Director Kim Bromley’s broad comedic brushstrokes exaggerate foibles of characters—Cléante is obsessed with his own appearance, covered in golden ribbons and lace, Valère manipulates to any length forwarding his goals, and Harpagon, otherwise known as the miser, ignores his children to protect material wealth instead. This satirical examination of society was one of Molière’s later plays, and wildly popular at its premiere in 1668, quickly spreading to the rest of Europe.
Harpagon, a tightfisted elderly gentleman, wishes his children to marry for wealth. Under his watchful eye, both have fallen in love with penniless suitors, and are secretly hoping to marry without his consent.
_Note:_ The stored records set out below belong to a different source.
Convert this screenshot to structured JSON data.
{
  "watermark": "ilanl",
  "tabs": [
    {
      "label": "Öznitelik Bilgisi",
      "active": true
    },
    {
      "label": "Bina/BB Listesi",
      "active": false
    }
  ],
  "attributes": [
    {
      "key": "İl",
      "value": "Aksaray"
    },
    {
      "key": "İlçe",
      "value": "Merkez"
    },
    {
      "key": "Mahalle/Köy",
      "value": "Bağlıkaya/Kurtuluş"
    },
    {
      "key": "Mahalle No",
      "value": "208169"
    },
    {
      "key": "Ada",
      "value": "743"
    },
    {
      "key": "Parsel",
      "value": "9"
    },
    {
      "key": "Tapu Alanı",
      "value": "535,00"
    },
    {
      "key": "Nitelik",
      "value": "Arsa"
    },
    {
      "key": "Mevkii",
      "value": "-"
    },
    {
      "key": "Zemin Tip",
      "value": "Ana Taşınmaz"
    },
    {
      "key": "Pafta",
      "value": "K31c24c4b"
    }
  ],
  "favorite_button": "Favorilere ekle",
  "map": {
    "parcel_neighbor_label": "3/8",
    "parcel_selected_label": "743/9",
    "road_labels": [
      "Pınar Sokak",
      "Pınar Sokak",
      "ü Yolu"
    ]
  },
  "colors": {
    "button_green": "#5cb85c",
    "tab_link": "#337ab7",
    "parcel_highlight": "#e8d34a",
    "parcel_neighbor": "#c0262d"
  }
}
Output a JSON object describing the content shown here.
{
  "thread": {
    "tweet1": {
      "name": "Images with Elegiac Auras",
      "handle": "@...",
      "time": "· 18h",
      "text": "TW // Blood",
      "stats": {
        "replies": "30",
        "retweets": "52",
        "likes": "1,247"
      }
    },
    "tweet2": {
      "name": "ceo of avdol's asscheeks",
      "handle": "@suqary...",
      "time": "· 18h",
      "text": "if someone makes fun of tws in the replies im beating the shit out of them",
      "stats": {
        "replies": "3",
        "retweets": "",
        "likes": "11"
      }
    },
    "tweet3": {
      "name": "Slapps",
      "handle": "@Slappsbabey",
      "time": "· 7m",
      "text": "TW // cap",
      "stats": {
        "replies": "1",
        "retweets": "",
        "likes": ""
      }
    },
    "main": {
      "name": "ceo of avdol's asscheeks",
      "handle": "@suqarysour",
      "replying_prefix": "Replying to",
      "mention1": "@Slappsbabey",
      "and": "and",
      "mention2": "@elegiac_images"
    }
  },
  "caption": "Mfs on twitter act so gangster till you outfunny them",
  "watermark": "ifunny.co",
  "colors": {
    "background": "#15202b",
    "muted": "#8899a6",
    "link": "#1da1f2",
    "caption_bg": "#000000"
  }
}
After a series of mistaken identities and hidden truths come to light, all is well in a suitably chaotic deux ex machina denouement, in the style of Shakespeare’s Cymbeline.
Live music drifts across the stage in romantic waltzes and well-timed pratfalls, lead by Don Clark. Isabelle Grimm as coquettish Élise minces through her formidable amount of dialogue beside Steve Beecroft’s calculating Valère. Their melodramatic love affair is charming and amusing in its awkward scenes behind her father’s back, attempting to escape his wrath.
Embodying an overtly emotional, plumed nobleman is Nick Moore as Cléante, a young actor who is studying at College of Marin. He boldly interacts with the audience, pleading for money, and succumbing to a faint spell in their midst after discovering his beloved Marianne is claimed by another.
Krystina Morrill’s feisty Marianne does not appear until after intermission, and she is far from the submissive innocent that is expected. Women in this play are confident, willing to take matters into their own hands, and adept at maneuvering situations to their advantage.
In its earliest run, Molière himself portrayed the title character, and added Harpagon’s hacking coughs to cover his own illness. Grey Wolf’s miser is a lecherous, greedy villain whose hobbling gait and cantankerous insults plague the servants of his household and send his children running. Nelson Brown as the sharp tongued valet La Flèche stands up to him, saving the day.
The Miser can be enjoyed on weekends and Labor Day Monday at 2:00 p.m. in the relaxing shade of Old Mill Park below the library. Admission is free, although donations are encouraged; arrive early to take advantage of their preset chairs, or bring a blanket to sit on the hillside.